Elliptic flow of identified particles in Pb-Pb collisions at $\sqrt{s_{NN}}=5.02$ TeV

TL;DR

This study investigates the elliptic flow of various identified particles in Pb-Pb collisions at 5.02 TeV using a thermal model and Tsallis-Pareto functions, revealing how geometric and dynamic effects influence particle azimuthal anisotropy.

Contribution

It introduces a combined approach using the multisource thermal model and Tsallis-Pareto functions to analyze elliptic flow in high-energy heavy-ion collisions, highlighting dynamic deformation effects.

Findings

Elliptic flow depends on transverse momentum.

Anisotropy arises from geometric and thermal effects.
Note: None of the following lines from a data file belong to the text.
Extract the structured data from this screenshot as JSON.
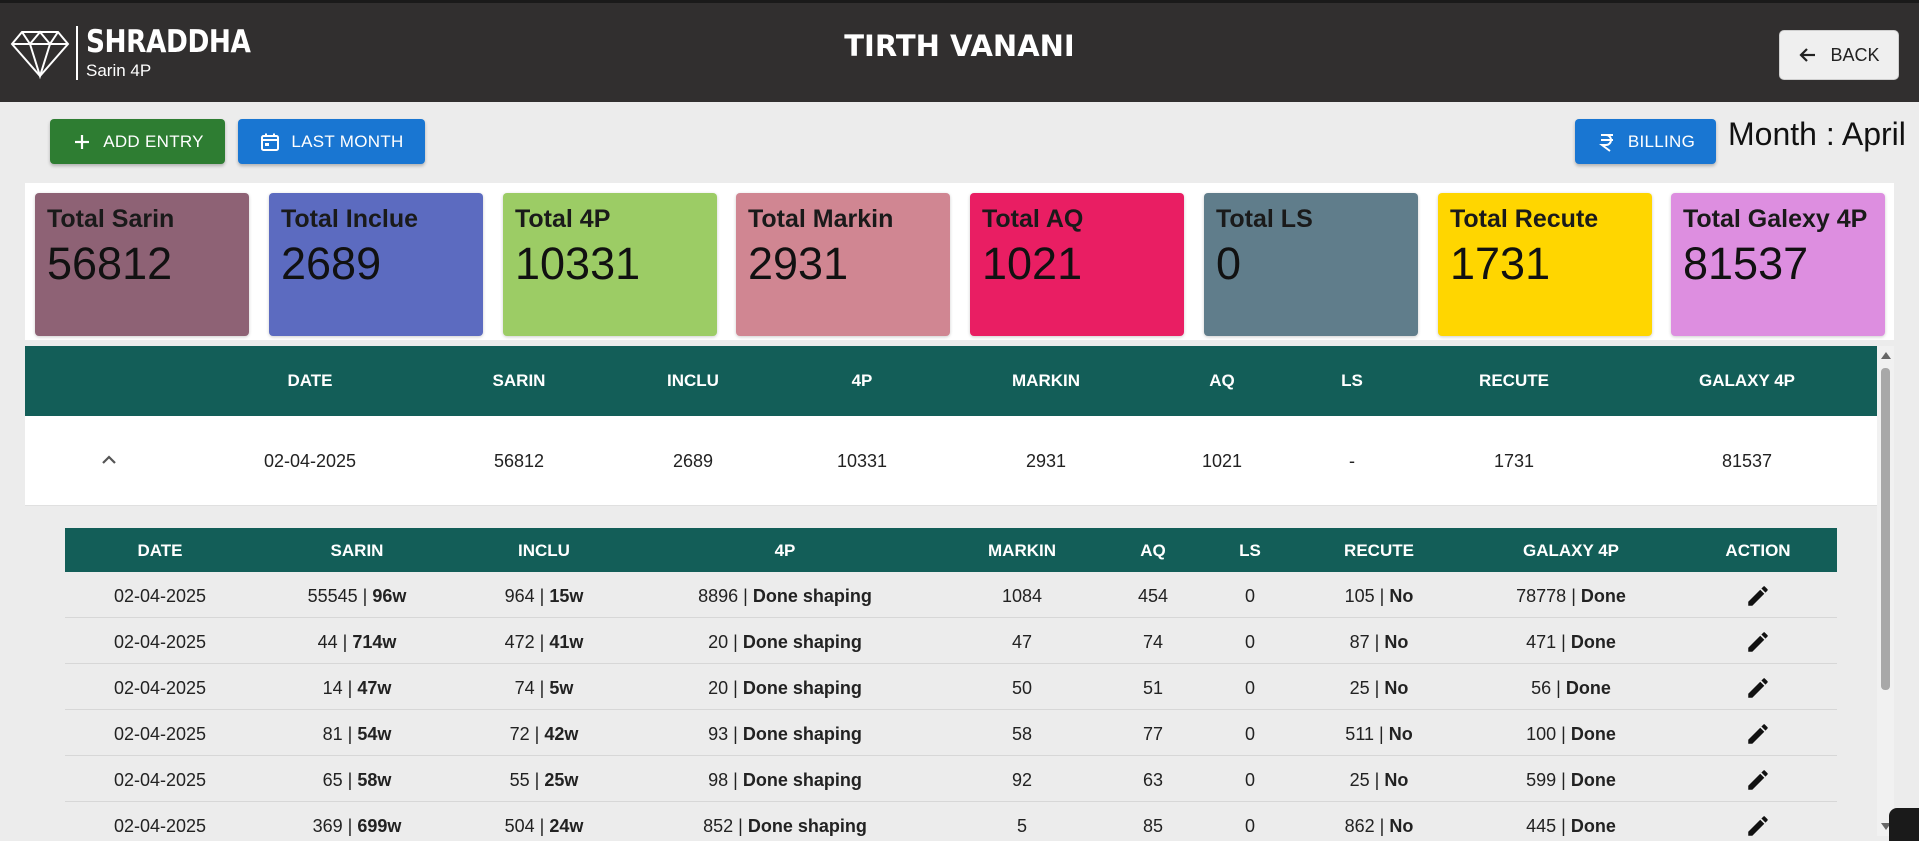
{
  "header": {
    "brand": "SHRADDHA",
    "subtitle": "Sarin 4P",
    "title": "TIRTH VANANI",
    "back_label": "BACK"
  },
  "toolbar": {
    "add_entry_label": "ADD ENTRY",
    "last_month_label": "LAST MONTH",
    "billing_label": "BILLING",
    "month_text": "Month : April"
  },
  "cards": [
    {
      "label": "Total Sarin",
      "value": "56812",
      "color": "#8e6275"
    },
    {
      "label": "Total Inclue",
      "value": "2689",
      "color": "#5c6bc0"
    },
    {
      "label": "Total 4P",
      "value": "10331",
      "color": "#9ccc65"
    },
    {
      "label": "Total Markin",
      "value": "2931",
      "color": "#d08692"
    },
    {
      "label": "Total AQ",
      "value": "1021",
      "color": "#e91e63"
    },
    {
      "label": "Total LS",
      "value": "0",
      "color": "#607d8b"
    },
    {
      "label": "Total Recute",
      "value": "1731",
      "color": "#ffd600"
    },
    {
      "label": "Total Galexy 4P",
      "value": "81537",
      "color": "#dd8ee0"
    }
  ],
  "main_table": {
    "headers": [
      "DATE",
      "SARIN",
      "INCLU",
      "4P",
      "MARKIN",
      "AQ",
      "LS",
      "RECUTE",
      "GALAXY 4P"
    ],
    "row": [
      "02-04-2025",
      "56812",
      "2689",
      "10331",
      "2931",
      "1021",
      "-",
      "1731",
      "81537"
    ]
  },
  "detail_table": {
    "headers": [
      "DATE",
      "SARIN",
      "INCLU",
      "4P",
      "MARKIN",
      "AQ",
      "LS",
      "RECUTE",
      "GALAXY 4P",
      "ACTION"
    ],
    "rows": [
      {
        "date": "02-04-2025",
        "sarin": "55545",
        "sarin_w": "96w",
        "inclu": "964",
        "inclu_w": "15w",
        "p4": "8896",
        "p4_s": "Done shaping",
        "markin": "1084",
        "aq": "454",
        "ls": "0",
        "recute": "105",
        "recute_s": "No",
        "galaxy": "78778",
        "galaxy_s": "Done"
      },
      {
        "date": "02-04-2025",
        "sarin": "44",
        "sarin_w": "714w",
        "inclu": "472",
        "inclu_w": "41w",
        "p4": "20",
        "p4_s": "Done shaping",
        "markin": "47",
        "aq": "74",
        "ls": "0",
        "recute": "87",
        "recute_s": "No",
        "galaxy": "471",
        "galaxy_s": "Done"
      },
      {
        "date": "02-04-2025",
        "sarin": "14",
        "sarin_w": "47w",
        "inclu": "74",
        "inclu_w": "5w",
        "p4": "20",
        "p4_s": "Done shaping",
        "markin": "50",
        "aq": "51",
        "ls": "0",
        "recute": "25",
        "recute_s": "No",
        "galaxy": "56",
        "galaxy_s": "Done"
      },
      {
        "date": "02-04-2025",
        "sarin": "81",
        "sarin_w": "54w",
        "inclu": "72",
        "inclu_w": "42w",
        "p4": "93",
        "p4_s": "Done shaping",
        "markin": "58",
        "aq": "77",
        "ls": "0",
        "recute": "511",
        "recute_s": "No",
        "galaxy": "100",
        "galaxy_s": "Done"
      },
      {
        "date": "02-04-2025",
        "sarin": "65",
        "sarin_w": "58w",
        "inclu": "55",
        "inclu_w": "25w",
        "p4": "98",
        "p4_s": "Done shaping",
        "markin": "92",
        "aq": "63",
        "ls": "0",
        "recute": "25",
        "recute_s": "No",
        "galaxy": "599",
        "galaxy_s": "Done"
      },
      {
        "date": "02-04-2025",
        "sarin": "369",
        "sarin_w": "699w",
        "inclu": "504",
        "inclu_w": "24w",
        "p4": "852",
        "p4_s": "Done shaping",
        "markin": "5",
        "aq": "85",
        "ls": "0",
        "recute": "862",
        "recute_s": "No",
        "galaxy": "445",
        "galaxy_s": "Done"
      }
    ],
    "action_icon": "edit-icon"
  }
}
Model successfully describes azimuthal distribution.

Abstract

In this paper, by using a Tsallis-Pareto-type function and the multisource thermal model, the elliptic flow coefficients of particles $\pi ^{\pm }$, $K^{\pm }$, $p+\overline{p}$, $\Lambda +\overline{% \Lambda }$, and $K_{S}^{0}$ produced in Pb-Pb collisions at the center-of-mass energy of $\sqrt{s_{NN}}=5.02$ TeV are investigated. In the process of collisional evolution, because of geometric structure, pressure gradient, and thermal diffusion effects, deformation and translation occurred in the isotropic emission source, leading to anisotropy in the azimuth distribution of the final-state particles. Based on these dynamic factors, the dependence of elliptic flow on transverse momentum is described as well.